Victoria Serrano, técnica de laboratório, fala nas faltas constantes de tudo – alimentos, matérias-primas, e como espera que a cornucópia de abundância americana se derrame um pouco sobre Cuba. “A vida aqui é mesmo muito difícil. Em particular, espero que melhore a comida que vemos aqui chegar, se houver comércio com os EUA. Neste momento, até as cebolas se tornaram um luxo.”
O fim do bloqueio norte-americano não estará para amanhã, pois é necessária a colaboração do Congresso. Mas pela primeira vez em cinco décadas os mais de 90 mil norte-americanos que visitam Cuba todos os anos poderão usar os seus cartões de crédito na ilha e instituições dos EUA poderão abrir contas bancárias em instituições financeiras cubanas. E o Presidente Obama tem poder suficiente para levantar restrições ao comércio que permitirão o acesso ao mercado de 11 milhões de consumidores cubanos a várias empresas norte-americanas.
Fabricantes de materiais de construção, equipamentos agrícolas e infra-estruturas de tecnologias de comunicação, bem como empresas de cruzeiros e outras ligadas ao turismo são as mais óbvias beneficiárias, diz o Washington Post. Também há a Coca-Cola: Coreia do Norte e Cuba são os dois únicos países do mundo onde o refrigerante símbolo do capitalismo não se vende.

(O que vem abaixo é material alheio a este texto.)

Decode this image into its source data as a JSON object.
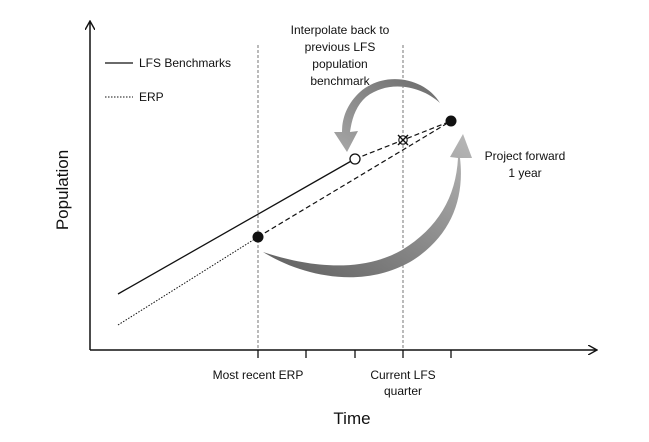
{
  "diagram": {
    "annotations": {
      "interpolate": [
        "Interpolate back to",
        "previous LFS",
        "population",
        "benchmark"
      ],
      "project": [
        "Project forward",
        "1 year"
      ]
    },
    "legend": {
      "lfs": "LFS Benchmarks",
      "erp": "ERP"
    },
    "axes": {
      "y_label": "Population",
      "x_label": "Time"
    },
    "x_ticks": {
      "erp": "Most recent ERP",
      "lfs_line1": "Current LFS",
      "lfs_line2": "quarter"
    },
    "colors": {
      "line": "#111111",
      "arrow": "#8c8c8c",
      "arrow_dark": "#6e6e6e",
      "guide": "#555555",
      "text": "#111111"
    }
  }
}
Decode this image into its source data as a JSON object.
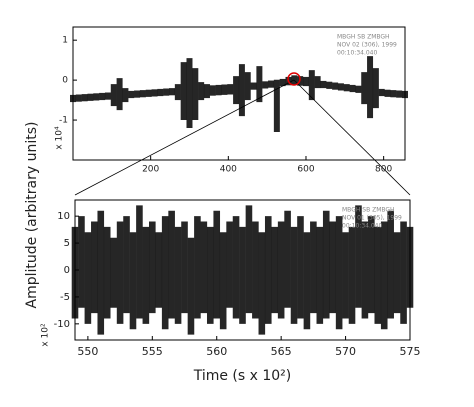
{
  "figure": {
    "ylabel": "Amplitude (arbitrary units)"
  },
  "chart_data": [
    {
      "type": "band",
      "color": "#000000",
      "annotation": [
        "MBGH  SB  ZMBGH",
        "NOV 02 (306), 1999",
        "00:10:34.040"
      ],
      "yscale_label": "x 10⁴",
      "x": [
        0,
        15,
        30,
        45,
        60,
        75,
        90,
        105,
        120,
        135,
        150,
        165,
        180,
        195,
        210,
        225,
        240,
        255,
        270,
        285,
        300,
        315,
        330,
        345,
        360,
        375,
        390,
        405,
        420,
        435,
        450,
        465,
        480,
        495,
        510,
        525,
        540,
        555,
        570,
        585,
        600,
        615,
        630,
        645,
        660,
        675,
        690,
        705,
        720,
        735,
        750,
        765,
        780,
        795,
        810,
        825,
        840,
        855
      ],
      "series": [
        {
          "values": [
            -0.37,
            -0.36,
            -0.35,
            -0.34,
            -0.33,
            -0.32,
            -0.31,
            -0.1,
            0.05,
            -0.2,
            -0.27,
            -0.26,
            -0.25,
            -0.24,
            -0.23,
            -0.22,
            -0.21,
            -0.2,
            -0.1,
            0.45,
            0.55,
            0.3,
            -0.05,
            -0.1,
            -0.13,
            -0.12,
            -0.11,
            -0.1,
            0.1,
            0.4,
            0.2,
            -0.06,
            0.35,
            -0.03,
            -0.01,
            0.01,
            0.03,
            0.08,
            0.12,
            0.1,
            0.08,
            0.25,
            0.1,
            -0.02,
            -0.04,
            -0.06,
            -0.08,
            -0.1,
            -0.12,
            -0.14,
            0.2,
            0.6,
            0.3,
            -0.22,
            -0.24,
            -0.25,
            -0.26,
            -0.27
          ]
        },
        {
          "values": [
            -0.55,
            -0.54,
            -0.53,
            -0.52,
            -0.51,
            -0.5,
            -0.49,
            -0.65,
            -0.75,
            -0.55,
            -0.45,
            -0.44,
            -0.43,
            -0.42,
            -0.41,
            -0.4,
            -0.39,
            -0.38,
            -0.5,
            -1.0,
            -1.2,
            -1.0,
            -0.5,
            -0.45,
            -0.39,
            -0.38,
            -0.37,
            -0.36,
            -0.6,
            -0.9,
            -0.5,
            -0.24,
            -0.55,
            -0.21,
            -0.19,
            -1.3,
            -0.15,
            -0.13,
            -0.12,
            -0.14,
            -0.15,
            -0.5,
            -0.2,
            -0.2,
            -0.22,
            -0.24,
            -0.26,
            -0.28,
            -0.3,
            -0.32,
            -0.6,
            -0.95,
            -0.7,
            -0.4,
            -0.42,
            -0.43,
            -0.44,
            -0.45
          ]
        }
      ],
      "xlim": [
        0,
        855
      ],
      "xticks": [
        200,
        400,
        600,
        800
      ],
      "ylim": [
        -2,
        1.33
      ],
      "yticks": [
        1,
        0,
        -1
      ]
    },
    {
      "type": "band",
      "color": "#000000",
      "annotation": [
        "MBGH  SB  ZMBGH",
        "NOV 01 (305), 1999",
        "00:10:34.040"
      ],
      "yscale_label": "x 10²",
      "xlabel": "Time (s x 10²)",
      "x": [
        549,
        549.5,
        550,
        550.5,
        551,
        551.5,
        552,
        552.5,
        553,
        553.5,
        554,
        554.5,
        555,
        555.5,
        556,
        556.5,
        557,
        557.5,
        558,
        558.5,
        559,
        559.5,
        560,
        560.5,
        561,
        561.5,
        562,
        562.5,
        563,
        563.5,
        564,
        564.5,
        565,
        565.5,
        566,
        566.5,
        567,
        567.5,
        568,
        568.5,
        569,
        569.5,
        570,
        570.5,
        571,
        571.5,
        572,
        572.5,
        573,
        573.5,
        574,
        574.5,
        575
      ],
      "series": [
        {
          "values": [
            8,
            10,
            7,
            9,
            11,
            8,
            6,
            9,
            10,
            7,
            12,
            8,
            9,
            7,
            10,
            11,
            8,
            9,
            6,
            10,
            9,
            8,
            11,
            7,
            9,
            10,
            8,
            12,
            9,
            7,
            10,
            8,
            9,
            11,
            8,
            10,
            7,
            9,
            8,
            11,
            9,
            10,
            7,
            8,
            12,
            9,
            10,
            8,
            9,
            11,
            7,
            9,
            8
          ]
        },
        {
          "values": [
            -9,
            -7,
            -10,
            -8,
            -12,
            -9,
            -7,
            -10,
            -8,
            -11,
            -9,
            -10,
            -8,
            -7,
            -11,
            -9,
            -10,
            -8,
            -12,
            -9,
            -8,
            -10,
            -9,
            -11,
            -7,
            -9,
            -10,
            -8,
            -9,
            -12,
            -10,
            -8,
            -9,
            -7,
            -10,
            -9,
            -11,
            -8,
            -10,
            -9,
            -8,
            -11,
            -9,
            -10,
            -7,
            -9,
            -8,
            -10,
            -11,
            -9,
            -8,
            -10,
            -7
          ]
        }
      ],
      "xlim": [
        549,
        575
      ],
      "xticks": [
        550,
        555,
        560,
        565,
        570,
        575
      ],
      "ylim": [
        -13,
        13
      ],
      "yticks": [
        10,
        5,
        0,
        -5,
        -10
      ]
    }
  ]
}
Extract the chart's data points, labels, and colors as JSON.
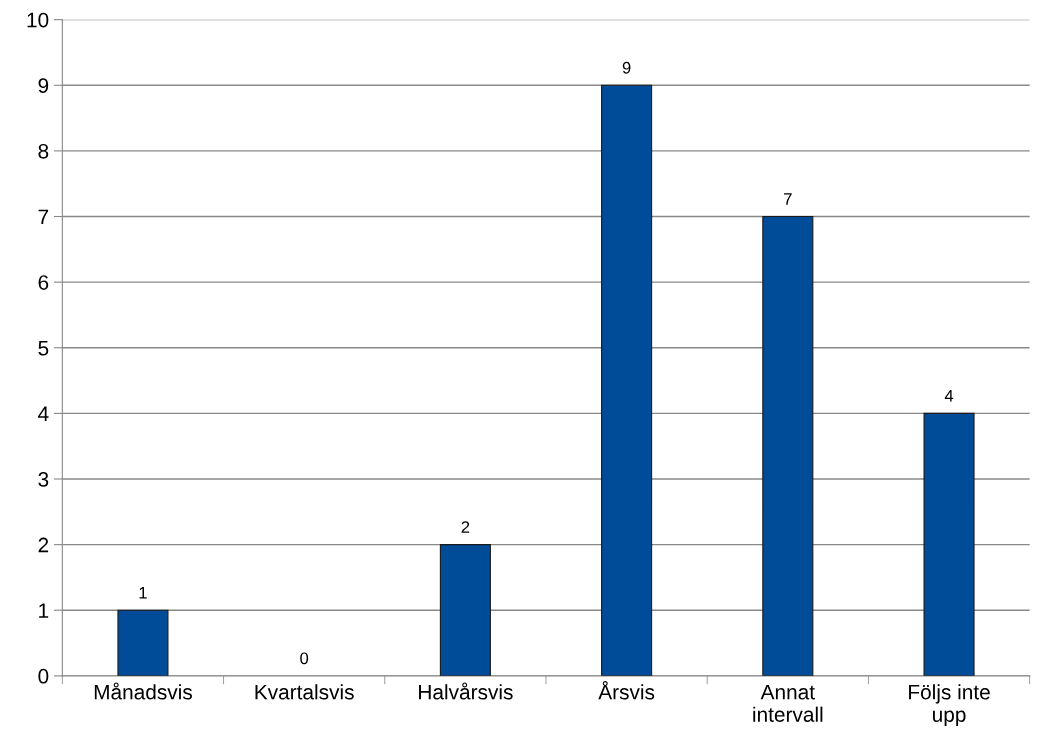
{
  "chart_data": {
    "type": "bar",
    "categories": [
      "Månadsvis",
      "Kvartalsvis",
      "Halvårsvis",
      "Årsvis",
      "Annat intervall",
      "Följs inte upp"
    ],
    "values": [
      1,
      0,
      2,
      9,
      7,
      4
    ],
    "color": "#004c99",
    "ylim": [
      0,
      10
    ],
    "yticks": [
      0,
      1,
      2,
      3,
      4,
      5,
      6,
      7,
      8,
      9,
      10
    ],
    "grid": "y",
    "data_labels": true
  }
}
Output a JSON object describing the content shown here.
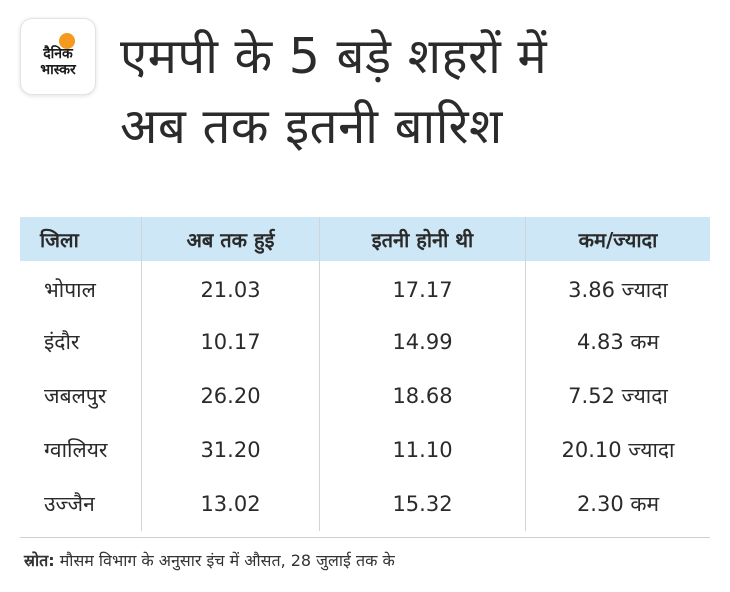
{
  "logo": {
    "line1": "दैनिक",
    "line2": "भास्कर",
    "sun_color": "#f39a1f"
  },
  "title": {
    "line1": "एमपी के 5 बड़े शहरों में",
    "line2": "अब तक इतनी बारिश"
  },
  "table": {
    "header_bg": "#cde7f7",
    "columns": [
      "जिला",
      "अब तक हुई",
      "इतनी होनी थी",
      "कम/ज्यादा"
    ],
    "rows": [
      [
        "भोपाल",
        "21.03",
        "17.17",
        "3.86 ज्यादा"
      ],
      [
        "इंदौर",
        "10.17",
        "14.99",
        "4.83 कम"
      ],
      [
        "जबलपुर",
        "26.20",
        "18.68",
        "7.52 ज्यादा"
      ],
      [
        "ग्वालियर",
        "31.20",
        "11.10",
        "20.10 ज्यादा"
      ],
      [
        "उज्जैन",
        "13.02",
        "15.32",
        "2.30 कम"
      ]
    ]
  },
  "source": {
    "label": "स्रोत:",
    "text": " मौसम विभाग के अनुसार इंच में औसत, 28 जुलाई तक के"
  }
}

Mas quem estiver à espera da chegada do primeiro McDonald’s talvez faça melhor em sentar-se: Cuba é um país pobre, onde as pessoas não têm dinheiro para extras, como um hamburger ao lanche.
Para perceber quão pobre Cuba é em relação aos EUA: o produto interno bruto cubano, diz o Banco Mundial, com dados relativos a 2011, é de 68 mil milhões de dólares. Isto é o mesmo valor que os EUA produziram nesse ano durante um dia e meio, de acordo com dados compilados pela Bloomberg.
Este degelo entre Havana e Washington também poderá ajudar nas negociações entre Cuba e a União Europeia, iniciadas em Abril, com vista a pôr fim ao bloqueio institucional entre os Vinte e Oito e a ilha. A terceira ronda de contactos deve iniciar-se proximamente.
O que causa estranheza é o silêncio de Fidel Castro – nem uma palavra, nem um artigo no Granma, nem um sinal. “Não sei o que dizer sobre isto. Pode ser por motivos de saúde. Não se pode esquecer que daqui a nove meses cumpre 89 anos, ou quiçá preferiu calar-se, ou esperar e ver a reacção das pessoas. Não sei. Ele o saberá”, comentou Elizardo Sánchez, porta-voz da Comissão de Direitos Humanos e Reconciliação Nacional, um organismo congregador da oposição, numa entrevista publicada no jornal online 14ymedio, da conhecida blogger Yoani Sanchéz.